Arizona Secretary of State Warns Trump Administration Seeks National Voter Database – Fact Check
Review of claims about a DOJ voter‑data push, a court dismissal of an Arizona lawsuit, and an unverified FBI seizure of Cyber Ninjas data.

TL;DR: The claim that the Trump administration is building a national voter database of all citizens is mostly false; a Trump‑appointed judge rightly dismissed the DOJ’s lawsuit against Arizona’s voter roll; and the allegation that the FBI seized Cyber Ninjas data in March 2024 cannot be verified.
### Claim 1 The Trump administration is said to be obtaining voter registration files from 30 states to create a centralized database of every U.S. citizen’s personal information. The Department of Justice has filed lawsuits against at least 30 states seeking detailed voter‑registration records, including dates of birth, addresses, driver’s license numbers and partial SSNs. Officials state the data will be shared with the Department of Homeland Security’s SAVE system to verify citizenship, not to assemble a master list of all Americans. At least 13 states have voluntarily complied with the DOJ’s request, while others resist.
Verdict: Mostly false.
Analysis: While the request for voter rolls is documented, the allegation of a universal citizen list adds an unsubstantiated motive and scope beyond the stated immigration‑verification purpose.
### Claim 2 On Tuesday, a federal judge appointed by Donald Trump, Susan Brnovich, dismissed a DOJ lawsuit seeking Arizona's voter roll, ruling that the department lacked legal entitlement to the document. Multiple news sources report that U.S. District Judge Susan Brnovich, a Trump appointee confirmed in 2019, dismissed the DOJ’s lawsuit against Arizona, finding the department had no legal right to the voter‑registration files. The judge stated that Arizona’s voter list is not a document the Attorney General can demand, a conclusion echoed by courts in California, Oregon, Michigan, Massachusetts and Rhode Island.
Verdict: True.
Analysis: Independent corroboration gives high confidence that the dismissal and the judge’s reasoning are accurate.
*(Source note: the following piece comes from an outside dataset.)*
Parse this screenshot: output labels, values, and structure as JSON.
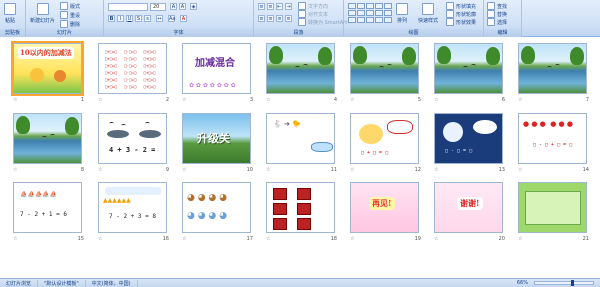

### Claim 3 In March 2024, the FBI is alleged to have seized a large amount of digital data from the Cyber Ninjas audit of Maricopa County's 2020 election. None of the supplied news articles mention an FBI seizure of Cyber Ninjas data in March 2024, and no independent reporting or official statements confirm the seizure. The Cyber Ninjas audit, widely debunked, concluded that Biden won the election; claims of an FBI seizure appear only in commentary without verification.
Verdict: Unverifiable.
Analysis: Without corroborating sources, the claim remains unsubstantiated.
What to watch next: ongoing legal challenges over voter‑data requests, potential appeals of the Brnovich ruling, and any further developments regarding the Cyber Ninjas material.